Lozan’ı okur musunuz? Lozan’ı, yani Lozan Barış Antlaşması’nı? Ben konuya özel ilgi duyan birkaç kişiden başka metnini okuyan ve anlayana pek rastlamadım da, onun için soruyorum. Neden acaba? Bu kadar zor mudur 143 maddeyi okumak?

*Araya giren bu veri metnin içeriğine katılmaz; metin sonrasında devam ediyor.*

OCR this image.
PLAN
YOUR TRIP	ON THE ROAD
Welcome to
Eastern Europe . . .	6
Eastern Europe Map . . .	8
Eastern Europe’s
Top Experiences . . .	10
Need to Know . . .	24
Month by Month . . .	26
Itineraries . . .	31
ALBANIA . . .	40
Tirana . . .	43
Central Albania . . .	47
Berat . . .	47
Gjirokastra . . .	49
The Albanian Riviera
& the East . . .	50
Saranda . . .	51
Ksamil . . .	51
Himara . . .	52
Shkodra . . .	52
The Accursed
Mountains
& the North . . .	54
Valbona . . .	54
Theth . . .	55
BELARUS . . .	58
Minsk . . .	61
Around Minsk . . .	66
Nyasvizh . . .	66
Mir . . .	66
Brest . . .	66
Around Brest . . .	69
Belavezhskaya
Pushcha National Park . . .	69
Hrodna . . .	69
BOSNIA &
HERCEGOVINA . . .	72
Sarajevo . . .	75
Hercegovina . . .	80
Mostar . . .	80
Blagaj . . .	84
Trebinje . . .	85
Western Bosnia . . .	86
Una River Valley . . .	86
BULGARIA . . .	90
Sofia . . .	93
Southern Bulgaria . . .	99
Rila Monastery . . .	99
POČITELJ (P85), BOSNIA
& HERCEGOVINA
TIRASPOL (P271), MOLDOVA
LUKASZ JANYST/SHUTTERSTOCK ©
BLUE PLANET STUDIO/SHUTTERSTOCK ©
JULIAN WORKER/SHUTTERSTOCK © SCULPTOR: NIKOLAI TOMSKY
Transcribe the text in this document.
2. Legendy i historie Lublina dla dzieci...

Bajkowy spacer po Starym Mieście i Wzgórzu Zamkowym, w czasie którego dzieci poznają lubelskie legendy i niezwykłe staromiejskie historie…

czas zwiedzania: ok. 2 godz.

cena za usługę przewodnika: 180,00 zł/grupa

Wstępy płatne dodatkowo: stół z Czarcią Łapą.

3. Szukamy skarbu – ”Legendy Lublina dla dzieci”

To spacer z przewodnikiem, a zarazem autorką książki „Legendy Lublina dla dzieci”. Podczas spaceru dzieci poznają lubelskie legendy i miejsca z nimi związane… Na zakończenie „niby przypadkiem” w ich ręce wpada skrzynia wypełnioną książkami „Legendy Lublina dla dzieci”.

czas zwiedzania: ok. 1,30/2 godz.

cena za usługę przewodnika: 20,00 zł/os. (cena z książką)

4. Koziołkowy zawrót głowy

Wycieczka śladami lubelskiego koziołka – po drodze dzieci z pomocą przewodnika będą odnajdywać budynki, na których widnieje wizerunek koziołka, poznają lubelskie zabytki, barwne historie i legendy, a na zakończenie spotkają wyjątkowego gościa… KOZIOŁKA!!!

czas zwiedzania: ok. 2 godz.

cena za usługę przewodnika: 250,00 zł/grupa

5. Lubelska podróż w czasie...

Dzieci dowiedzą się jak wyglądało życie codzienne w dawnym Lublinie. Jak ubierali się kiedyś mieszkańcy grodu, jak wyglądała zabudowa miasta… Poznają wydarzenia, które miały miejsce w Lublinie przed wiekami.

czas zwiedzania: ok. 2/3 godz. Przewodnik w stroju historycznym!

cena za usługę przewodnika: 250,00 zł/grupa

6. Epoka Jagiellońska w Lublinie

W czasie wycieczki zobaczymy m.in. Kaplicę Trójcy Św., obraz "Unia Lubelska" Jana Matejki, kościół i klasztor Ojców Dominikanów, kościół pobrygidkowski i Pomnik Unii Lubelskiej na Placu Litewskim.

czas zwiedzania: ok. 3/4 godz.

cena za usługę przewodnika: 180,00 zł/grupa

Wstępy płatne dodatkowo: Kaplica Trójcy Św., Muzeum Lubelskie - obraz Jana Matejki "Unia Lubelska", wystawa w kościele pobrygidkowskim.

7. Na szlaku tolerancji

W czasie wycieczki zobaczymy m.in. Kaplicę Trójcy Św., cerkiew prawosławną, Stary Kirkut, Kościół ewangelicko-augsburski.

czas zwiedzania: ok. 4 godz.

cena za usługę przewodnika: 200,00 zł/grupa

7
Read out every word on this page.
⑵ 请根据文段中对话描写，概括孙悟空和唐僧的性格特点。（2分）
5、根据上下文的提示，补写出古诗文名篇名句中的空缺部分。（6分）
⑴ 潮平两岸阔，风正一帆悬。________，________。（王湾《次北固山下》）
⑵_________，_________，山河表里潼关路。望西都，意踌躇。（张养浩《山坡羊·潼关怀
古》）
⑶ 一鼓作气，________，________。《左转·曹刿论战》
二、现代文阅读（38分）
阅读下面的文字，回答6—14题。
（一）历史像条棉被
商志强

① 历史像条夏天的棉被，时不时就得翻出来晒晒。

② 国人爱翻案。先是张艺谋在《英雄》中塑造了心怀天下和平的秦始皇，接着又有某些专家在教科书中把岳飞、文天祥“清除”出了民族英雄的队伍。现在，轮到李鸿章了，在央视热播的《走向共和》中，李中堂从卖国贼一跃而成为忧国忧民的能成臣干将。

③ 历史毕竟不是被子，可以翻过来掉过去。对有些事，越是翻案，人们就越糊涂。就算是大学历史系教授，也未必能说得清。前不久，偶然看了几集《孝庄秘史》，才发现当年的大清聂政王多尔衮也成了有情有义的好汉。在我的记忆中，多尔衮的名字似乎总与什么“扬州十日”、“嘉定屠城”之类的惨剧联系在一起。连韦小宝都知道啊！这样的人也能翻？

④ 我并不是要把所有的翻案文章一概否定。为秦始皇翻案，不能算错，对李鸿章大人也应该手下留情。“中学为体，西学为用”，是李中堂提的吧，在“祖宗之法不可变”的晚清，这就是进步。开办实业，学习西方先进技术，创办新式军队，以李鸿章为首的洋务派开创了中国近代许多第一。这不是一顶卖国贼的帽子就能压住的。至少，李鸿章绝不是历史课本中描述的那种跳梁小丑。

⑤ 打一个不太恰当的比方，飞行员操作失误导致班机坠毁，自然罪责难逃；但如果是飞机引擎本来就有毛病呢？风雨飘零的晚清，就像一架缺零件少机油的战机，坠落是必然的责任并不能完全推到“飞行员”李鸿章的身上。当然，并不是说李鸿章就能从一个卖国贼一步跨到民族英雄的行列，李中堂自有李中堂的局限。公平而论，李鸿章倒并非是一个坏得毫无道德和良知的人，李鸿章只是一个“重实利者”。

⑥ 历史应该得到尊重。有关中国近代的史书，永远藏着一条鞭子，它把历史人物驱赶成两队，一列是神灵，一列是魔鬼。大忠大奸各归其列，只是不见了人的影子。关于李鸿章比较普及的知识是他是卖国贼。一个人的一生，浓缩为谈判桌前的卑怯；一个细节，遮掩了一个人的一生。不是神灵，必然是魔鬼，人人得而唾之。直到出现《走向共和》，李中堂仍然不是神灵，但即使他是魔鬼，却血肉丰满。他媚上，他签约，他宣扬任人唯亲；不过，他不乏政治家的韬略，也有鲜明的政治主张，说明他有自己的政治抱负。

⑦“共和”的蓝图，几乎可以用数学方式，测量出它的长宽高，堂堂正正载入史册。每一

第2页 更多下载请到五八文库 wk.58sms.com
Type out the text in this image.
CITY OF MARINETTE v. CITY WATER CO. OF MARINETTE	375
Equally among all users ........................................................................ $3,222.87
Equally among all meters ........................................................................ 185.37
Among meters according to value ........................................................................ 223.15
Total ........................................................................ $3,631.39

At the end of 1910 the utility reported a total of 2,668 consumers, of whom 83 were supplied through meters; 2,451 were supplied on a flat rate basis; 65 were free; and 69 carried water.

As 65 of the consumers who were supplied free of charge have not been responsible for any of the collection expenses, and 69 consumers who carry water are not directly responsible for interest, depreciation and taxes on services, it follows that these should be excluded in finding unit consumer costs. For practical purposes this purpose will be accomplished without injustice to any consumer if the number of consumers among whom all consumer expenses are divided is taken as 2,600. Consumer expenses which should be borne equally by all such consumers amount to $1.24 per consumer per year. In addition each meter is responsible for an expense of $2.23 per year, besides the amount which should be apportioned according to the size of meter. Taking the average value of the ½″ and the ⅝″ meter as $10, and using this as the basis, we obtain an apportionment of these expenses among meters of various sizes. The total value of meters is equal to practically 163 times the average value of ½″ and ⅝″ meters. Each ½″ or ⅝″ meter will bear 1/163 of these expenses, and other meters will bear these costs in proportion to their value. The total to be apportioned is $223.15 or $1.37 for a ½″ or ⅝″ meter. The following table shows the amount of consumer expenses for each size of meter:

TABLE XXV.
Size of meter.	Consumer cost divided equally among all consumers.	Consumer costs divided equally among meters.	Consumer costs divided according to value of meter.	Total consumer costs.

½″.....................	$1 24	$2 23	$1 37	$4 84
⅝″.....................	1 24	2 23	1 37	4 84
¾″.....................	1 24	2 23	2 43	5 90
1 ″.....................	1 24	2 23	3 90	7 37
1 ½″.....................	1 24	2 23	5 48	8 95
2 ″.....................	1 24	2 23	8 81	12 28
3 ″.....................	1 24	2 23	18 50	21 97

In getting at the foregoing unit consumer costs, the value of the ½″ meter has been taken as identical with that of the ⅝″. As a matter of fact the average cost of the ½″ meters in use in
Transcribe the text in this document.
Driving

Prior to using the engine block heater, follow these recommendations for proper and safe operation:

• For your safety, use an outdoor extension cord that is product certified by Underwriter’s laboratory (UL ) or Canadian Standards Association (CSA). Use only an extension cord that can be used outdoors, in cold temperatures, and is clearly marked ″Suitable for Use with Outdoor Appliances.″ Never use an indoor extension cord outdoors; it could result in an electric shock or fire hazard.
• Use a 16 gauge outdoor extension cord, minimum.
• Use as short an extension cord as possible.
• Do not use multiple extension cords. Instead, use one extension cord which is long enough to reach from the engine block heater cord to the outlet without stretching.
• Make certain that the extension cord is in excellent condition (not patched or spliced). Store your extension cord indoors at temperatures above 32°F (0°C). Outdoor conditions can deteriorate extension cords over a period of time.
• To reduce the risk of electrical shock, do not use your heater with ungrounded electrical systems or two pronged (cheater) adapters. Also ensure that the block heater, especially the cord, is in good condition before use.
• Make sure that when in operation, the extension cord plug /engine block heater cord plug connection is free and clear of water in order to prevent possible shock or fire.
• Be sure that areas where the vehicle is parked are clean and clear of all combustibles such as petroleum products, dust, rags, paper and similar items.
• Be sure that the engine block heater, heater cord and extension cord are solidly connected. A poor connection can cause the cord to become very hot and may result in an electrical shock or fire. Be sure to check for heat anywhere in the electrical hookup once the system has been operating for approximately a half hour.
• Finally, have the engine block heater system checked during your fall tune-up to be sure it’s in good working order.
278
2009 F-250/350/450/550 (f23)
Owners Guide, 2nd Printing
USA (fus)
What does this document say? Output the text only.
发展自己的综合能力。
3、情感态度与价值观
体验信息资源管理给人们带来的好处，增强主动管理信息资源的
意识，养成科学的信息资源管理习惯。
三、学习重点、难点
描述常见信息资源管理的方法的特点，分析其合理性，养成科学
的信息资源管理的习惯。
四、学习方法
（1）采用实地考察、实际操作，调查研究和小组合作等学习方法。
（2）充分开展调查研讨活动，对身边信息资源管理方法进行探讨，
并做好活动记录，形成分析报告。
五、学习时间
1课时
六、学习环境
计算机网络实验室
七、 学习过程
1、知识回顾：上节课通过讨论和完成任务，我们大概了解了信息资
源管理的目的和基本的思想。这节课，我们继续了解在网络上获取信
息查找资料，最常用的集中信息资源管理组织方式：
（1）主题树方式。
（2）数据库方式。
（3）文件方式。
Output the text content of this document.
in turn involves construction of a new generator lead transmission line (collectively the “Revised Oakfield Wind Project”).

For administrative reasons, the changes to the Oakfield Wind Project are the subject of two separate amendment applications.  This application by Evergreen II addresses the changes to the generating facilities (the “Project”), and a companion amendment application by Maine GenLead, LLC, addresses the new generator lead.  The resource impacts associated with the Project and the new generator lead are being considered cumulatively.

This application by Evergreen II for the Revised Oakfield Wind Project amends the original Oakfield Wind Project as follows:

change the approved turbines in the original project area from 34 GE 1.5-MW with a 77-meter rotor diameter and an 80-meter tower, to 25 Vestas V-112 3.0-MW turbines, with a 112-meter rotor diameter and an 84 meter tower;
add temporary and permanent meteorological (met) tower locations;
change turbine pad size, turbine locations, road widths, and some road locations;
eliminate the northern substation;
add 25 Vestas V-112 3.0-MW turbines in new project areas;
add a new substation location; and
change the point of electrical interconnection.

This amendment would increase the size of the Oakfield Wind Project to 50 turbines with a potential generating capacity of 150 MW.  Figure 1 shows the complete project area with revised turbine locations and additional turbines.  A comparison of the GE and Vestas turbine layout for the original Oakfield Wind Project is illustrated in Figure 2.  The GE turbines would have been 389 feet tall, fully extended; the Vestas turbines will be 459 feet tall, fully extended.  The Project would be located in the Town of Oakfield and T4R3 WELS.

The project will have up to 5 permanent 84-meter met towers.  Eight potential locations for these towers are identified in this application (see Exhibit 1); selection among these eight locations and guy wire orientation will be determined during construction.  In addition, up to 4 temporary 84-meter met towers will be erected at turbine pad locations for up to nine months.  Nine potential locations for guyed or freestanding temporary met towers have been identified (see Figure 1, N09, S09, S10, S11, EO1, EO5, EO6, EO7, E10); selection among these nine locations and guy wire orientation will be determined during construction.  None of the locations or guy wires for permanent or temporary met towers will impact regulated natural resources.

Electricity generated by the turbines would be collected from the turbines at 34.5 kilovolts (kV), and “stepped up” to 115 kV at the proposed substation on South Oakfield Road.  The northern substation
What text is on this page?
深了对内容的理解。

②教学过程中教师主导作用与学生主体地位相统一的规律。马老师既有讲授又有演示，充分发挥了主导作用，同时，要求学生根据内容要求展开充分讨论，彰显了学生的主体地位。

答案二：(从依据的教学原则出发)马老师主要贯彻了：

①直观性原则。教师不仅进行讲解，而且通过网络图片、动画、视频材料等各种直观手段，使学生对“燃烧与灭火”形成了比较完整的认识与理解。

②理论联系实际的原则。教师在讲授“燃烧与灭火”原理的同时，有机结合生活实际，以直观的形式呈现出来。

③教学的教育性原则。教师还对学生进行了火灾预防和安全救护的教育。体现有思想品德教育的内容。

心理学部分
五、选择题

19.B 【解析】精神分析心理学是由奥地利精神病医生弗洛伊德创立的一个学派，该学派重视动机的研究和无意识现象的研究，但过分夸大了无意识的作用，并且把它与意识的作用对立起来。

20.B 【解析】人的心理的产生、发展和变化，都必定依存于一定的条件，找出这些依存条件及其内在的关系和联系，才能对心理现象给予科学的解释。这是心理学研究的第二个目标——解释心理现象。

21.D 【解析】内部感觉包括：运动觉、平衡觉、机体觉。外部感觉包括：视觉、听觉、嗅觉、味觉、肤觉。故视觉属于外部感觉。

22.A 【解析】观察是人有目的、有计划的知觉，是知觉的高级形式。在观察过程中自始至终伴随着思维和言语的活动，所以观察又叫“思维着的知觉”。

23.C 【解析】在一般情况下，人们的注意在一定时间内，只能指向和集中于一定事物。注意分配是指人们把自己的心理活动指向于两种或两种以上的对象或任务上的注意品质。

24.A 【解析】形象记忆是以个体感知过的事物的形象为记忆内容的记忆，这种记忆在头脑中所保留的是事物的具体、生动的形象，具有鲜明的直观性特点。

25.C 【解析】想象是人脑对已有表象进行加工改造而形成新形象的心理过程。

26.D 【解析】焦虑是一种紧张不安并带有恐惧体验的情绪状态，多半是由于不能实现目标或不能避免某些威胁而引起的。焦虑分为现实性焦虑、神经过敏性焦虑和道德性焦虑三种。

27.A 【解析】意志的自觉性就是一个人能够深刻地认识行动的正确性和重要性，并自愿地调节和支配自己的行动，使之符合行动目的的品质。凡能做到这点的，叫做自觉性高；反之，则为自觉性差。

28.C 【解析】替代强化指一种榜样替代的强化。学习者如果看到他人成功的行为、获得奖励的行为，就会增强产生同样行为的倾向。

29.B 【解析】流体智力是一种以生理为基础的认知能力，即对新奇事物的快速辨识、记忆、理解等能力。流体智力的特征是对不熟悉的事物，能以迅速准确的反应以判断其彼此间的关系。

Mesela şu 17. maddeyi okuyalım mı beraberce:
Türkiye’nin Mısır ve Sudan devletleri üzerindeki bütün hukukundan ve sıfatlarından vazgeçiş hükmü 5 Kasım 1914 tarihinden itibaren yürürlüğe girmiş olacaktır. Maddenin gerçek anlamını üstteki maddeyi okuyunca anlıyoruz. Şöyle diyor Lozan’ın 16. maddesi:
“Türkiye işbu antlaşmada netleştirilen sınırlar dışında bulunan topraklar üzerindeki ve bu topraklara ilişkin ve yine işbu antlaşmayla üzerlerinde egemenlik hakkı tanınmış olan adalar üzerindeki –ki bu topraklar ve adaların mukadderatı ilgili taraflarca belirlenmiş veya belirlenecektir- her ne mahiyette olursa olsun sahip olduğu her türlü hukuk ve sıfatlarından feragat ettiğini beyan eyler.”
Yani: Türkiye kendisine biçilen sınırlar dışındaki bütün eski topraklarındaki haklarından ve onların getirdiği her türlü sıfat ve avantajlardan vazgeçeceğini açıkça beyan etmiştir. Soru buralara bir yere gizlenmiş gibidir:
Ne yani? Mısır 1923’e kadar bizim miymiş?
Kâğıt üzerinde de olsa bizimmiş ki, Lozan’da anlı şanlı İsmet Paşamız onu gönül rahatlığıyla verebilmiş, üstelik 9 yıl geriye dönüp 1914 yılından itibaren “Mısır bizim değildir” diye borazanla ilan etmiş.
Diyeceksiniz ki, Mısır çok önceden işgal edilmişti, alacak gücümüz mü vardı ki?
Doğru olabilir. Ancak Kemal Tahir’in bir romanında dediği gibi işgal altında olabilir topraklarınız. Ancak günün birinde geri alabilme umut ve hakkımız korunacaktı imzalamasaydık. Ya da bir başka hususta pazarlık konusu yapabilirdik onu.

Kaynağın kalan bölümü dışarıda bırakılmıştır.